Asterix: How Obelix Fell Into The Magic Potion When He Was A Little Boy by Goscinny & Uderzo
Publisher: Orion Books ISBN: 978-1-4440-0026-9
Review by Simon Chadwick
Asterix has always been my favourite. I still have fond memories of discovering a healthy selection of the titles at my local library back in the late 70s. It's also been a pleasure recently to begin sharing them with my daughter – helping to explain the joke names is a particular delight. Anyway, just about every Asterix book makes reference to how Obelix isn't allowed any magic potion because he fell into the magic potion cauldron when he was a baby, and now here's the story of how it happened.
This isn't a new book, although it is a reprinting of a long out-of-print one.
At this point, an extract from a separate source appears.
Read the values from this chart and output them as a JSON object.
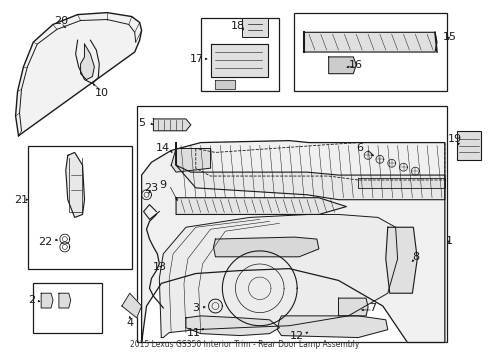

I ordered mine via Amazon (in fact, pre-ordered, such was my excitement) and it arrived looking like the latest part of the Asterix family of books. And that's when the problem's started. Firstly, from a narrative point of view, Asterix and Obelix aren't babies in this, they're primary-schoolers. It makes for a better tale on a cute and cuddly level, but flies in the face of what we've been told in the books. Maybe a minor niggle, but a niggle all the same. Then, when you open the book, it ain't all that thick – in fact half the length of an average Asterix story but the same price. And then when you get to the actual story it's not told in traditional comic panels, but as a children's story book. Now I've written and illustrated a few kids' books so I'm not against this as a way of presenting a story, and I can think of a few examples where creators have done this and it's worked wonderfully, but that's not the issue. Nowhere in all the blurb for this book did it mention this is what you were getting. If I'd known I was paying £11 for a book I'd read in five minutes I think I'd have thought twice about it.
The illustrations, however, are beautiful, as you'd expect, and are in fact the books saving grace. When I'd calmed down enough I got the kids together, held the book open so they could appreciate the pictures, and I read it to them. They, incidentally, loved it.
And if you liked that: Try Bagel's Lucky Hat by Hector Mumbly (actually Dave Cooper), a cartoonists' children's book that's marketed as such.